RDP Proxy Technical Notes
Overview
Delinea's RDP Proxy is a feature of Secret Server that allows protection of secret credentials when launching or connecting to remote servers with privileged credentials. The RDP Proxy simulates the RDP connection handshake process when a client connects to retrieve the short-lived temporary credentials that are generated by Secret Server. When it retrieves these credentials, it then queries Secret Server to find the mapped to real secret or privileged credentials to connect to the remote host and begin proxying the data back and forth between the remote host and the client machine.
Requirements
Because of the way in which the RDP proxy expects to retrieve the temporary credentials, there are a few requirements which must be met in order to use the RDP proxy:
- The RDP Proxy only supports TCP as a transport, not UDP. Client machines must be able to negotiate using the CredSSP external security provider in the RDP protocol. Client machines must be able to use NTLMv2 to connect to the RDP proxy.
- Client machines must be able to negotiate using the CredSSP external security provider in the RDP protocol. They must have enabled network-level authentication, Microsoft recommends the NLA.
- Client machines must be able to use NTLMv2 to connect to the RDP proxy. The RDP proxy needs to retrieve the temporary credentials from the client machine in order to validate them, which is only possible using the NTLMv2 protocol and not Kerberos.
- Because the RDP Proxy is pretending to be an RDP host, the certificate that is served from the actual remote host must be trusted. Otherwise, the configuration setting "Validate Remote Certificates" must be disabled. The certificate that is served to the client is the configured "RDP Server Certificate."
- The RDP Proxy is currently unable to support certain niche protocol features. These include: Extended Client Data, DYVNC Graphics Pipeline, Restricted Administrative Mode, and Redirected Authentication.
- The RDP Proxy does not support Windows XP.

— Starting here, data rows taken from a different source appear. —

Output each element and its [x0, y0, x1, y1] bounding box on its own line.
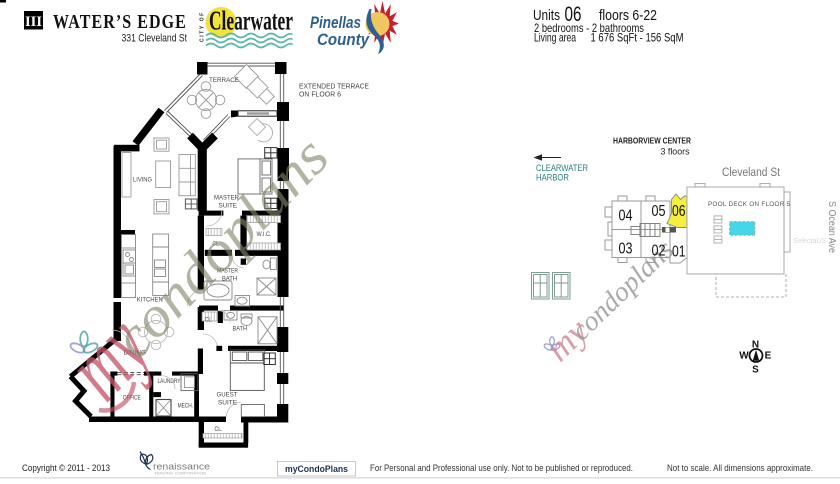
svg-text:HARBOR: HARBOR	[536, 173, 569, 183]
svg-text:TERRACE: TERRACE	[209, 77, 239, 84]
svg-text:BATH: BATH	[233, 326, 248, 333]
svg-text:CLEARWATER: CLEARWATER	[536, 163, 588, 173]
svg-text:myCondoPlans: myCondoPlans	[285, 464, 348, 474]
svg-text:County: County	[317, 31, 370, 49]
svg-text:SelectaUS: SelectaUS	[793, 238, 826, 245]
svg-text:Clearwater: Clearwater	[209, 6, 293, 36]
svg-text:SUITE: SUITE	[218, 400, 237, 407]
svg-text:01: 01	[672, 244, 686, 261]
svg-text:Pinellas: Pinellas	[310, 14, 361, 32]
svg-text:Cleveland St: Cleveland St	[722, 167, 781, 179]
svg-text:CITY OF: CITY OF	[200, 11, 206, 42]
svg-text:Copyright © 2011 - 2013: Copyright © 2011 - 2013	[22, 463, 110, 473]
svg-text:HARBORVIEW CENTER: HARBORVIEW CENTER	[613, 136, 691, 146]
svg-text:POOL DECK ON FLOOR 5: POOL DECK ON FLOOR 5	[708, 201, 791, 208]
svg-text:1 676 SqFt - 156 SqM: 1 676 SqFt - 156 SqM	[591, 31, 684, 45]
svg-text:ON FLOOR 6: ON FLOOR 6	[299, 89, 341, 98]
svg-text:06: 06	[672, 203, 686, 220]
svg-text:GUEST: GUEST	[217, 392, 238, 399]
svg-text:LAUNDRY: LAUNDRY	[158, 378, 181, 385]
svg-text:N: N	[752, 340, 759, 351]
svg-text:TRADING CORPORATION: TRADING CORPORATION	[154, 471, 206, 476]
svg-text:E: E	[765, 351, 772, 362]
svg-text:WATER’S EDGE: WATER’S EDGE	[53, 11, 186, 33]
svg-text:Living area: Living area	[534, 31, 576, 45]
svg-text:For Personal and Professional: For Personal and Professional use only. …	[370, 463, 633, 473]
svg-text:S Ocean Ave: S Ocean Ave	[826, 201, 838, 253]
svg-text:03: 03	[619, 241, 633, 258]
svg-text:W: W	[739, 351, 749, 362]
svg-text:Not to scale. All dimensions: Not to scale. All dimensions approximate…	[667, 463, 813, 473]
svg-text:S: S	[752, 365, 759, 376]
svg-text:331 Cleveland St: 331 Cleveland St	[122, 33, 188, 45]
svg-text:CL.: CL.	[215, 426, 223, 433]
svg-text:02: 02	[652, 243, 666, 260]
svg-text:MECH.: MECH.	[178, 402, 194, 409]
svg-text:III: III	[25, 14, 42, 30]
svg-text:3 floors: 3 floors	[661, 147, 690, 158]
svg-text:04: 04	[619, 208, 633, 225]
svg-text:LIVING: LIVING	[133, 177, 152, 184]
svg-text:CL.: CL.	[205, 317, 213, 324]
svg-text:05: 05	[652, 203, 666, 220]
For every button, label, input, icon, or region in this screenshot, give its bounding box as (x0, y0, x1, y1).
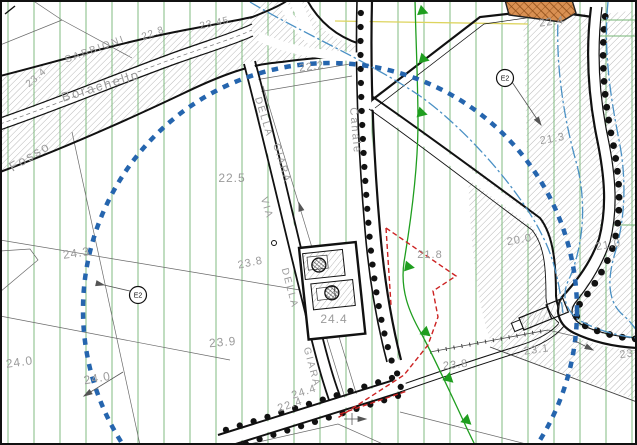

- For gateway mode, the client must use an RDP client that implements the remote desktop gateway protocol. The Microsoft remote desktop connection client on a currently supported Windows release is the validated configuration.
- For gateway mode, client machines must trust the full chain of the gateway certificate. Unlike target-host validation, there is no client-side bypass option.
- Clients authenticate to the gateway using a short-lived signed bearer token issued by Secret Server at launch time. NTLM is not used on the client-to-gateway leg. Target-host authentication continues to use CredSSP with NTLMv2 as before.
- Each distributed engine that serves gateway sessions must advertise the RD gateway capability. Older engines continue to serve direct RDP proxy sessions but cannot accept gateway connections.
Connection Sequence
Figure: RDP Proxy Connection Sequence
Performance Testing
The RDP Proxy has undergone performance testing with the following results:
- Infrastructure: We ran the proxy on one Secret Server Web node with 4 vCPUs, 16 GB RAM, Azure D4s_v3 VMs with CPU Intel Xeon 8171M at 2.1 GHz.
- Concurrent sessions: 50 sessions. There was no degradation of performance as the session count rose.
- Session activity: Medium to high. Simulation watched videos and windows screensavers, both of which are graphically intensive and require large amounts of data transfer.
- CPU results: 15-25% CPU usage fluctuation during the 50 concurrent sessions with no observed large spikes.
- Bandwidth results: All sessions collectively used 100-125 Mbps. This will vary wildly based on the type of connecting client and in-session activity.
Gateway Mode
Protocol Surface
Gateway mode implements the subset of the Terminal Services Gateway protocol required to serve the Microsoft Remote Desktop Connection client (mstsc.exe). Data is carried as RDP over an HTTPS tunnel. The UDP datagram transport is not implemented.
Authentication
Clients authenticate to the gateway using a short-lived signed bearer token issued by Secret Server at launch time, carried as a token in the gateway connection request. This removes NTLM from the client-to-gateway leg, which is the compliance outcome of gateway mode. The gateway then establishes a separate connection to the target host using the existing CredSSP and NTLMv2 sequence to the Windows target — unchanged from direct RDP Proxy.
TLS
The gateway listener accepts client connections over TLS 1.2. Other TLS versions are not offered on the gateway listener. The direct RDP proxy listener, by contrast, accepts TLS 1.0, 1.1, or 1.2.
Reconnect
The gateway preserves the session binding for a short window after a client-side disconnect so that a brief network interruption that triggers an mstsc auto-reconnect does not produce a new session record. Administrative end-session operations from active sessions take precedence over any pending reconnect.
Clients
Any RDP client that implements the remote desktop gateway protocol can connect. Delinea validates gateway mode against the Microsoft Remote Desktop Connection client (mstsc.exe) on currently supported Windows desktop and server releases. Other compliant clients may work but are not part of Delinea's validated configuration.
Performance
Gateway mode adds a TLS handshake and tunnel setup per session. In internal testing, a 4 vCPU / 16 GB Distributed Engine sustains 50 concurrent gateway sessions with CPU and throughput within 5% of direct-mode figures.